Struktura funkcjonalna budynku. Dachowy taras widokowy obwodowy.

The required complementary functions are rationally arranged around the gaming/entertainment/television production hall, and all operational details are presented in the plans, sections, elevations, and design details. A moderate rectangular plan with an ambulatory surrounding the main service space has been known since the ancient times of the Sumerian, Mesopotamian, Mayan, and Egyptian civilizations, and naturally, in our modern culture. This functional scheme has proven itself time and again, becoming a permanent element of architectural culture. We also use it in our building.

The gaming/entertainment/television and film production hall (because such a broad spectrum of possibilities, including the possibility of competition in the production market, is our fulfilled ambition) also has the additional functional advantage of a terrace and terraced garden surrounding the production hall on the top floor. The roof terrace, also designed as a serving ambulatory, offers panoramic views of the surrounding area, including the historic winding tower complex and former mining buildings of the Wieczorek mine, as well as the historic panorama of Giszowiec and Nikiszowiec.

The terrace is accessible via a series of elevators and stairs. It can be used by gamers, fans, and technicians, for example, during breaks from performances, gaming competitions, TV shows, or films.

The perimeter roof terrace is protected from the northwest by a transparent glass façade and a perimeter glass roof approximately 4 meters wide, supported by glass ribs, which protects the terrace’s perimeter from rain, wind, and snow year-round.

The remaining terrace façades are constructed with a light-permeable brick grid parapet wall and also feature the perimeter roof. A roof garden completes the landscape of this terrace.

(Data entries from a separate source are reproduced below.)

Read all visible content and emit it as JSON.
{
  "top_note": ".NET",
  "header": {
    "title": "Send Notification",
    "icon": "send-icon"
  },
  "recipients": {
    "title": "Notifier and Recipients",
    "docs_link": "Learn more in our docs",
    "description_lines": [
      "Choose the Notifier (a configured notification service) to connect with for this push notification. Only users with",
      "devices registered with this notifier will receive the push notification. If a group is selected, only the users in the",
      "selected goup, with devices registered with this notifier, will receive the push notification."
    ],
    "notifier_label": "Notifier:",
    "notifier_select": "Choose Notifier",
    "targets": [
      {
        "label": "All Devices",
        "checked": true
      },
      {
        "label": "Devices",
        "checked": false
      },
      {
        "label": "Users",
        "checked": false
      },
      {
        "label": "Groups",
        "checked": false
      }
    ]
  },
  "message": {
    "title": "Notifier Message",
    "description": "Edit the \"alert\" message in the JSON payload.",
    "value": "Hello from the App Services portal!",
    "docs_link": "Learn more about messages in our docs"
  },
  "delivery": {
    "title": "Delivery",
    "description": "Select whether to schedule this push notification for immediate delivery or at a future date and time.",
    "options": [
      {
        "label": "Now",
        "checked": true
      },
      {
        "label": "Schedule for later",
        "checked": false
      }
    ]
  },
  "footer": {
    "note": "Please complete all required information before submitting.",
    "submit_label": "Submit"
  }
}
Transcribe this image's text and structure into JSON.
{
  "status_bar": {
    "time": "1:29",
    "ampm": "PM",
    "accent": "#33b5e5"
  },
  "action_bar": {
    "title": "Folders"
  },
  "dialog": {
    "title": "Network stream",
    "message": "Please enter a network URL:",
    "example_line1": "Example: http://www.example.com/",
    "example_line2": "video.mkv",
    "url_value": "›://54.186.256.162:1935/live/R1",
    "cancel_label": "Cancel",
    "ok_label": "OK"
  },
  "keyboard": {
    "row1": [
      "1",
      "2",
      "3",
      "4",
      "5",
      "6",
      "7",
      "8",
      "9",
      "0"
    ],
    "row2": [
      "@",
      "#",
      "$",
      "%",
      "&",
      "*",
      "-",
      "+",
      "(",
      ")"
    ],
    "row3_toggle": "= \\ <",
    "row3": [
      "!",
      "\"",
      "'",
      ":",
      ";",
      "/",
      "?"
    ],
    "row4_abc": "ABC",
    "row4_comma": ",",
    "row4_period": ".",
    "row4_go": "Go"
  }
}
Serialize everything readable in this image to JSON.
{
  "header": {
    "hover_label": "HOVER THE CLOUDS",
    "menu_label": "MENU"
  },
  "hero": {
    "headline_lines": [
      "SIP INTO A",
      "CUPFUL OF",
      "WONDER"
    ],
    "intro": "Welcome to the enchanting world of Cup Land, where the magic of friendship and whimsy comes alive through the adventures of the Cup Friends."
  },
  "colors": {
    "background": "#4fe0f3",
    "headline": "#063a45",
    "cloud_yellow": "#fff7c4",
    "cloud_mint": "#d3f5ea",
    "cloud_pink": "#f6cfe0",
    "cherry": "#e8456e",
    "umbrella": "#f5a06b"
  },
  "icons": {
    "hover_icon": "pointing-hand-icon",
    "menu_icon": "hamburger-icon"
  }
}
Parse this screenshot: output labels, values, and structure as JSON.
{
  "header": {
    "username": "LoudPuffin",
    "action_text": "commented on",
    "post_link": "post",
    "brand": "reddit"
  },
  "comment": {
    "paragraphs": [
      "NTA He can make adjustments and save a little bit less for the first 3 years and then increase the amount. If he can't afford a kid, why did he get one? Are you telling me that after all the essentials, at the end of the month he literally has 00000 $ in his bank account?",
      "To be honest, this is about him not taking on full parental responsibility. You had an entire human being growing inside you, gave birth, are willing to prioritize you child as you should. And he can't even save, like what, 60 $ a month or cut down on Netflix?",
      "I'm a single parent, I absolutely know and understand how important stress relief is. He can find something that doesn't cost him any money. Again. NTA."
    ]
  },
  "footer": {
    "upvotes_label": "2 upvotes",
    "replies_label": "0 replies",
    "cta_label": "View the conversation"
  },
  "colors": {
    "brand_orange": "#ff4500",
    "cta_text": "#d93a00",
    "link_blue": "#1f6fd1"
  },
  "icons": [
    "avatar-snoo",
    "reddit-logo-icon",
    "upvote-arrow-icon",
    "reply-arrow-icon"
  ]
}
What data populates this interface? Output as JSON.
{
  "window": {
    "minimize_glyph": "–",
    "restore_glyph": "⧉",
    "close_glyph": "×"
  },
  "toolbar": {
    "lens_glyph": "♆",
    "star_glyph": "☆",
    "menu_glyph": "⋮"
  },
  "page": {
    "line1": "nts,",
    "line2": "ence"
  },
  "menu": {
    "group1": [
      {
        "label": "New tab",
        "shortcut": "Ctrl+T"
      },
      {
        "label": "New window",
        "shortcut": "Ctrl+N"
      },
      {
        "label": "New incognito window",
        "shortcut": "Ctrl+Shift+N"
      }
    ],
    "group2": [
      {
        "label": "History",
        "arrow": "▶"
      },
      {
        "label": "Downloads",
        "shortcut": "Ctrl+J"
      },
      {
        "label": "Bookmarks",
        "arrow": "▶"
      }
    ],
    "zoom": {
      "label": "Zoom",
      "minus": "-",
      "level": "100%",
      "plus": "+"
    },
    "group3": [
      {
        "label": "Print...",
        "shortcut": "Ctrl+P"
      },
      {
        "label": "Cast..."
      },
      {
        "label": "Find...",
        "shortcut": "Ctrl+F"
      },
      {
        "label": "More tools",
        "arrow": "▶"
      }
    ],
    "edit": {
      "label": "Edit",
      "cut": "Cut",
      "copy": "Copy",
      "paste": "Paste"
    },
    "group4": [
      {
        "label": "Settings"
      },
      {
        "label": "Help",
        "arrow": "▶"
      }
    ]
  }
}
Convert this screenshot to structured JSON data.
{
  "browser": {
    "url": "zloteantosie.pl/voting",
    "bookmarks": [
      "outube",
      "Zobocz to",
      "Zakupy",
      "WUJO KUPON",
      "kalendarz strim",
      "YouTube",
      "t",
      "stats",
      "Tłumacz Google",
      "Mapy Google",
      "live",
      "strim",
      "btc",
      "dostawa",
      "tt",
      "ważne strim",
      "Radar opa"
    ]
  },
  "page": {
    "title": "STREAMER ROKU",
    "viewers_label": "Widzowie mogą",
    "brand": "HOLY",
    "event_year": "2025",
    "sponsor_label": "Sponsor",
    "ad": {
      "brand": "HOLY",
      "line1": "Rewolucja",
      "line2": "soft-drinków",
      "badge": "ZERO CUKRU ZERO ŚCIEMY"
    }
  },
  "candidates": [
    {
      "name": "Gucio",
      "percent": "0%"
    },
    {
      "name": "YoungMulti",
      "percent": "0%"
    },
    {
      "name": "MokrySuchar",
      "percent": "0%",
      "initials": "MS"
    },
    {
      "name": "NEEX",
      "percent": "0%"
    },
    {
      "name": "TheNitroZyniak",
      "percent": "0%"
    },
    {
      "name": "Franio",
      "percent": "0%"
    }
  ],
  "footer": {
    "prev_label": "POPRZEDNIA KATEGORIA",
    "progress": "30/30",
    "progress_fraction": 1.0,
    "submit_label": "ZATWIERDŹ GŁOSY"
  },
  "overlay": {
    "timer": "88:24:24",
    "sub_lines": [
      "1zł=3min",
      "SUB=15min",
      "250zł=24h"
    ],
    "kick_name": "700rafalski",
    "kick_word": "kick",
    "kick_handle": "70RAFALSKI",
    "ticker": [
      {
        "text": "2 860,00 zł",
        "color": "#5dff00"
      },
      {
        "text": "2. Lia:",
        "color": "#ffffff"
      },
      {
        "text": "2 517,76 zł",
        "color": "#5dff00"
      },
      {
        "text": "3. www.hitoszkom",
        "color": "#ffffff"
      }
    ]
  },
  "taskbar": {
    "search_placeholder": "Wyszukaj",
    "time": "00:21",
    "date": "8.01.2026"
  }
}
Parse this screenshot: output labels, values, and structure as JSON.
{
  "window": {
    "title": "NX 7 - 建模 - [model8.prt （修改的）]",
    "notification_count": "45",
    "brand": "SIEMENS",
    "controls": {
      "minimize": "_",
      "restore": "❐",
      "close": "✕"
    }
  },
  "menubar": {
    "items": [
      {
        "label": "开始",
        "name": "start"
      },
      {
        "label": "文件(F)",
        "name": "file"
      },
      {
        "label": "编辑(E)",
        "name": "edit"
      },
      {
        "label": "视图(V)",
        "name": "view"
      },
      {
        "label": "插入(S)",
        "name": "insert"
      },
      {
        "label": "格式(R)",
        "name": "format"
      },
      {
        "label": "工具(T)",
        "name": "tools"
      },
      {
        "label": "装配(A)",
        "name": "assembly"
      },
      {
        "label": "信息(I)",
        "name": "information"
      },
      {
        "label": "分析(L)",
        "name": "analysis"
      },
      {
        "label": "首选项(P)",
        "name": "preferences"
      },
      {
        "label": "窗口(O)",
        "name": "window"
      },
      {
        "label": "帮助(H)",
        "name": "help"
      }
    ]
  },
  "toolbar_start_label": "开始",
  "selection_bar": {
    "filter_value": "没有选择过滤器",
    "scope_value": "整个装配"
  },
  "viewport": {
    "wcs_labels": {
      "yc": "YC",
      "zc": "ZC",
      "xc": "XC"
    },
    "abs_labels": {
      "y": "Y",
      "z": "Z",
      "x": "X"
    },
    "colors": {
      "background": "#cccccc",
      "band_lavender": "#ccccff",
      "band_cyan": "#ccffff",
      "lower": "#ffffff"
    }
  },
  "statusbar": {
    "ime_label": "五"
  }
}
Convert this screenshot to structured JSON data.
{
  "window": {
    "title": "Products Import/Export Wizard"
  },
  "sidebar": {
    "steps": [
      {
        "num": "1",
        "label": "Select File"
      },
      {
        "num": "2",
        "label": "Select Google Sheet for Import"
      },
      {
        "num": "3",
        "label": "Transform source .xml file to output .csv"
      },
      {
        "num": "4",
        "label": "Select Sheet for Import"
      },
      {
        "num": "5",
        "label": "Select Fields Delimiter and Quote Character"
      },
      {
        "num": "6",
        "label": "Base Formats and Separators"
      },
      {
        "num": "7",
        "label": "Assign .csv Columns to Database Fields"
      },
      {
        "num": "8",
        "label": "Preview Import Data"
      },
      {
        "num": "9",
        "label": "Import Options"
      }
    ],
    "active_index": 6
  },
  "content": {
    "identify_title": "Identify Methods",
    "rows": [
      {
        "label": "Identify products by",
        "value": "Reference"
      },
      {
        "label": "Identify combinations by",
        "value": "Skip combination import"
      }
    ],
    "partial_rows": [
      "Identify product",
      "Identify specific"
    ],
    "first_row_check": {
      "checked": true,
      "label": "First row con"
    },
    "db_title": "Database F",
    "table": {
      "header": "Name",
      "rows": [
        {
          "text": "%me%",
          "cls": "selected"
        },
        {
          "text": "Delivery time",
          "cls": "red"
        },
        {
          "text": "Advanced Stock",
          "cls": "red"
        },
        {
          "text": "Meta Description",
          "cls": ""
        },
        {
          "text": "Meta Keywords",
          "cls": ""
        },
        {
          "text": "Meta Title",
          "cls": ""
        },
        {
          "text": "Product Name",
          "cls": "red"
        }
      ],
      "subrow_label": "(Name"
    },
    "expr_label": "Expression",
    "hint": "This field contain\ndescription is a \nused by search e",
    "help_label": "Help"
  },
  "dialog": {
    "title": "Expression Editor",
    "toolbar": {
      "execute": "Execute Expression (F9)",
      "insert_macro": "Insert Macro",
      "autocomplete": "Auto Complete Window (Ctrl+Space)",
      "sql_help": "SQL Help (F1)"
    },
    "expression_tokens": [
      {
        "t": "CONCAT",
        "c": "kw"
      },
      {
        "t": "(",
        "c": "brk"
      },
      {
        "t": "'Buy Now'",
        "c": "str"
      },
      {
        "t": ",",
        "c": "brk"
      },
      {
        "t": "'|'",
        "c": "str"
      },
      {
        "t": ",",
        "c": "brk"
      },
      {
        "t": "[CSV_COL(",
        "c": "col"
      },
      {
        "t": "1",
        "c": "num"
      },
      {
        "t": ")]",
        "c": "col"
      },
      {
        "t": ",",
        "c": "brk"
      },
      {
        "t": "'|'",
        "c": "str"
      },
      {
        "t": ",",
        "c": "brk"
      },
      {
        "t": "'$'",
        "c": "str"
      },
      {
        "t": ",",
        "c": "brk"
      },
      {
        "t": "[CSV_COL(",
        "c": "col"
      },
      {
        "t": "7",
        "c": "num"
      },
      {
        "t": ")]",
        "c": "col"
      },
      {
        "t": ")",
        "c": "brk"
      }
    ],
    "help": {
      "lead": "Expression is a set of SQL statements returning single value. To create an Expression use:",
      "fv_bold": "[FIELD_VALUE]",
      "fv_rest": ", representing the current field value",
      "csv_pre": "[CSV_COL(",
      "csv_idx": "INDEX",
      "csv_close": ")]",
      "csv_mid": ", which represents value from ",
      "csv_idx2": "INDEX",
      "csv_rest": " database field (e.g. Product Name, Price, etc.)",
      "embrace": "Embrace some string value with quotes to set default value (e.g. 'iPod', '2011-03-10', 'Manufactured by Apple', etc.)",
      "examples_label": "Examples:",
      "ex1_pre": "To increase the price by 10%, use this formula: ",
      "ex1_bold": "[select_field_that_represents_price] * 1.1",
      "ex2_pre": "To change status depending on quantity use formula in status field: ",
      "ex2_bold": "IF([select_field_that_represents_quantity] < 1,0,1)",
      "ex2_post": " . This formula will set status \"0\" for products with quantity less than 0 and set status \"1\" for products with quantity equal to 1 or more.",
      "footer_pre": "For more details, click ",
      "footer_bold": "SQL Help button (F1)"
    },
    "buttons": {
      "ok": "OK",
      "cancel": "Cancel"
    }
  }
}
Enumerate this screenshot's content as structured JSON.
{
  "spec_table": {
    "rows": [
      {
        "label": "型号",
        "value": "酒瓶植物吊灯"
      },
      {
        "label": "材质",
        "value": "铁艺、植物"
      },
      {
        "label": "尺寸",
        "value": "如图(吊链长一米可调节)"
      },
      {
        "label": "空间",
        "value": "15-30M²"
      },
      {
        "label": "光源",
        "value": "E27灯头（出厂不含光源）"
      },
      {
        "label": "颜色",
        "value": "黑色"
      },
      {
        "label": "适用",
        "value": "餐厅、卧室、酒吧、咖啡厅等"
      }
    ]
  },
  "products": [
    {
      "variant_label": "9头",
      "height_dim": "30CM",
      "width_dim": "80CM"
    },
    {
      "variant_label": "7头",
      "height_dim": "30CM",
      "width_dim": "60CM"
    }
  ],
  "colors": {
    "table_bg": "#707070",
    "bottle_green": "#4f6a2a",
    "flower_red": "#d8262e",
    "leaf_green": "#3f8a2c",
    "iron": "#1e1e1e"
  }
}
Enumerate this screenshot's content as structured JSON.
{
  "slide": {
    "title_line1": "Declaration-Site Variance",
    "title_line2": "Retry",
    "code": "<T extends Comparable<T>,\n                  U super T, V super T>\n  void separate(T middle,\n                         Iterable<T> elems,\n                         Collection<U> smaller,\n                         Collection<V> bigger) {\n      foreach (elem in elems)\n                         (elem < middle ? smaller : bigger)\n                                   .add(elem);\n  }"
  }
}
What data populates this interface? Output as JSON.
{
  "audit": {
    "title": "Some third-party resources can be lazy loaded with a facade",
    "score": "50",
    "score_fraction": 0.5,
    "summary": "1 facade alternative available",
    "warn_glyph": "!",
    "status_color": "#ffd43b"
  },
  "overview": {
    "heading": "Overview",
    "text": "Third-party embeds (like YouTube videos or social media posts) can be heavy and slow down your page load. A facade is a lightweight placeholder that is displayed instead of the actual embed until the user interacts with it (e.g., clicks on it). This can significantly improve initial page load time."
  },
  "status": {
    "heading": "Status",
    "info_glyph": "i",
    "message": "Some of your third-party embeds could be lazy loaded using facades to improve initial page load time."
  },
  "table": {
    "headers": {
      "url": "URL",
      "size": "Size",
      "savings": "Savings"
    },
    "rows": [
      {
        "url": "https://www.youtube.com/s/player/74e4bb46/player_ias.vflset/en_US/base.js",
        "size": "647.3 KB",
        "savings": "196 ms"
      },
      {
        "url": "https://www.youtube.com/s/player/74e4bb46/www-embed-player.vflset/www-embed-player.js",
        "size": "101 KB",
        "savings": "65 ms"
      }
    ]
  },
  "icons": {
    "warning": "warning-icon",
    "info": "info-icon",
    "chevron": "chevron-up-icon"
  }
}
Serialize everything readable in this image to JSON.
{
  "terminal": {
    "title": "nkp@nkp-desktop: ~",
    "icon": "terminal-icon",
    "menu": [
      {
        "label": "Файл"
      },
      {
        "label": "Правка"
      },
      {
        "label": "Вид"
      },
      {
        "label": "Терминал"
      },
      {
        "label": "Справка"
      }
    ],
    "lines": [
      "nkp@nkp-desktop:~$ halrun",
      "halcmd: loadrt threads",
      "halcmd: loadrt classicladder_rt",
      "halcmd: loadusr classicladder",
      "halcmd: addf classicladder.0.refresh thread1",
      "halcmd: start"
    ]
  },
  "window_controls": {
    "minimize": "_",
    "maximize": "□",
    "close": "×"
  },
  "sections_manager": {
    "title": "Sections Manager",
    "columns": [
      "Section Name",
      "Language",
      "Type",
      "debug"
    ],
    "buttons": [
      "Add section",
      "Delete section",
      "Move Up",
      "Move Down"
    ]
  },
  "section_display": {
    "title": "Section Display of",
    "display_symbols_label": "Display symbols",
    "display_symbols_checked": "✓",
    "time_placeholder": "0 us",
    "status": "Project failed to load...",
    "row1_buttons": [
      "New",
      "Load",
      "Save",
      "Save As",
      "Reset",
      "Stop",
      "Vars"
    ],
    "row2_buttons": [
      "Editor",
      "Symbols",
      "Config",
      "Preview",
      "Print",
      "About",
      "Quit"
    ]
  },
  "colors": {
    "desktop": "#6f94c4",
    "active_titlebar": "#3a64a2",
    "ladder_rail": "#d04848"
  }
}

It will serve as a space for meetings, events, and professional and social exchanges, similar to the ground-floor entrance plaza of the Outdoor Gaming Zone.

Materials Details

Architectural reinforced concrete, stained with a glaze and wax finish, rolled steel, rust-resistant or varnished in its natural color, double-glazed glass on the outside or laminated, glued and safety glass, iron-free and highly transparent, brick from local brickyards, glazed brick, local stone from Silesian quarries, and ceramics create a post-industrial, natural range of textures, as always semantic. The terrace and all ground-floor and upper-floor halls are floored with oak paving stones, laid edgewise on a floating floor. Raised floors are provided in the work and office spaces. The roofs are sculptural, shed-like, as a fifth elevation, viewed from a bird’s-eye view and from the lift tower. The roof covering, made of heat-sealed roofing felt in a patinated green copper color, is visible, as are the frameless photovoltaic roof modules, using glass/glass technology enameled in a similar green color.

Planting

The north side of the building is filled with an entrance plaza and a functional outdoor gaming area. In the plaza, near the building’s entrances, along the glass walls of the foyer and to the south, a composition of flowering hydrangeas and ornamental grasses stretches, creating a garden that permeates the building’s interior. Modular wooden benches are positioned on the granite slab surface, allowing the gaze of those seated to be directed towards the particularly attractive view of the historic former mine building with its clock tower and adjacent hoist tower. Trees with characteristic spherical crowns are arranged in an irregular arrangement on the plaza, planted in containers recessed into the pavement, constructed on the lower technical level of the building.

The plant selections included trees, shrubs and herbaceous plants that are resistant to changing temperature and humidity conditions, as well as flowering grasses that mitigate the potential effects of climate change.